2. Discuss the model's predictions on these new traffic signs and compare the results to predicting on the test set. At a minimum, discuss what the predictions were, the accuracy on these new predictions, and compare the accuracy to the accuracy on the test set (OPTIONAL: Discuss the results in more detail as described in the "Stand Out Suggestions" part of the rubric).
Here are the results of the prediction (in CODE CELL 23):
| Image | Prediction |
|---|---|
| Speed limit (30km/h) | Speed limit (30km/h) |
| Speed limit (50km/h) | Dangerous curve to the right |
| Speed limit (60km/h) | Speed limit (60km/h) |
| Bumpy road | Bumpy Road |
| General caution | Bicycles crossing |
| ... | ... |
The model was able to correctly guess 3 of the 4 traffic signs, which gives an accuracy of 75%. This compares favorably to the accuracy on the test set of 0.929.

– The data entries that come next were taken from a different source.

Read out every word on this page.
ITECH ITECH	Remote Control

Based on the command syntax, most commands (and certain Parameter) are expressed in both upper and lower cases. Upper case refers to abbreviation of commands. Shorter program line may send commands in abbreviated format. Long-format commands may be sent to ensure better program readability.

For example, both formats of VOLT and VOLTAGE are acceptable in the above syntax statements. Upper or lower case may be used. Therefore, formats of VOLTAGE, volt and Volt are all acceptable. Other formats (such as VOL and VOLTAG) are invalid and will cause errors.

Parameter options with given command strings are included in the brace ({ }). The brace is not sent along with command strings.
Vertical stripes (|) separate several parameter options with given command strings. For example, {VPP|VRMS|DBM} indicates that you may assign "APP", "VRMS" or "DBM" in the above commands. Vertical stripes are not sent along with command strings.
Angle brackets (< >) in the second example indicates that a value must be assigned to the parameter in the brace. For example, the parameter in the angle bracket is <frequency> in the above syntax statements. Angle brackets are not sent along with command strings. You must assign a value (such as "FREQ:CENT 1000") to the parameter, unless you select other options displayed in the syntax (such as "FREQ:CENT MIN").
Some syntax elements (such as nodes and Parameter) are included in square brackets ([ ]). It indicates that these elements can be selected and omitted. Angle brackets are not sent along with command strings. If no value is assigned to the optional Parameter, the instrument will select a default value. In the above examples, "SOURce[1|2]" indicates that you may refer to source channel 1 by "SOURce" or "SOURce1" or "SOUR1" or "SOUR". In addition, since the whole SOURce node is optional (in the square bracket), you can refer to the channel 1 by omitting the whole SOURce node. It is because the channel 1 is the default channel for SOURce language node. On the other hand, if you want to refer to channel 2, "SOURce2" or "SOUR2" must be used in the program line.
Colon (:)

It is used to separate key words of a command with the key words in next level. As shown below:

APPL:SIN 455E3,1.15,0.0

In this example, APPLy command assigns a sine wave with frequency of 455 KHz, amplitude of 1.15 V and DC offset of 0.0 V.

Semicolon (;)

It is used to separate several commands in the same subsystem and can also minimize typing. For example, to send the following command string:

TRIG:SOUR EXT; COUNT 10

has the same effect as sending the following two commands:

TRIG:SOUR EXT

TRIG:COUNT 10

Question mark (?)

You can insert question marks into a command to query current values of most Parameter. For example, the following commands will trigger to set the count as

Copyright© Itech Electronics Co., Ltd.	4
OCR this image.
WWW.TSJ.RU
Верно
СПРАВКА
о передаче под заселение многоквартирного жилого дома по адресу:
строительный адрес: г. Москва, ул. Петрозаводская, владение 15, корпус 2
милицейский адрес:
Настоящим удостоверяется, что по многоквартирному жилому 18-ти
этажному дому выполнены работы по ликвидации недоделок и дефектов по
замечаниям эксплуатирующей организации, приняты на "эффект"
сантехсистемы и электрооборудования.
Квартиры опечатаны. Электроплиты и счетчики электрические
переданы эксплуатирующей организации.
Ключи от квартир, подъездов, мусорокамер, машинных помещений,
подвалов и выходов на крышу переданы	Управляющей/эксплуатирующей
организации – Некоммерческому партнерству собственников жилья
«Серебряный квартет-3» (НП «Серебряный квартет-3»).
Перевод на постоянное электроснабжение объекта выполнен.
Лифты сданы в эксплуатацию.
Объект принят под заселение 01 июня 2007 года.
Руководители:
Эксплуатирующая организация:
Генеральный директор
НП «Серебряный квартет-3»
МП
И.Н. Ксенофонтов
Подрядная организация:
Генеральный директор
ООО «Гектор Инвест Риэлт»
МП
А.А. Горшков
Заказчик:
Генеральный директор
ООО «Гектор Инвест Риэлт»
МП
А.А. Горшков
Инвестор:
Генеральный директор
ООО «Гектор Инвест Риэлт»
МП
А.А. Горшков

3. Describe how certain the model is when predicting on each of the five new images by looking at the softmax probabilities for each prediction. Provide the top 5 softmax probabilities for each image along with the sign type of each probability. (OPTIONAL: as described in the "Stand Out Suggestions" part of the rubric, visualizations can also be provided such as bar charts)
The code for making predictions on my final model is located in the 23th cell of the Ipython notebook.
For the first image, the model is very sure that this is a Speed limit (30km/h) (probability of 0.998). The top five soft max probabilities were
| Probability | Prediction |
|---|---|
| 0.998 | Speed limit (30km/h) |
| 0.001 | Speed limit (20km/h) |
| 0.000 | Roundabout mandatory |
| 0.000 | Speed limit (70km/h) |
| 0.000 | End of speed limit (80km/h) |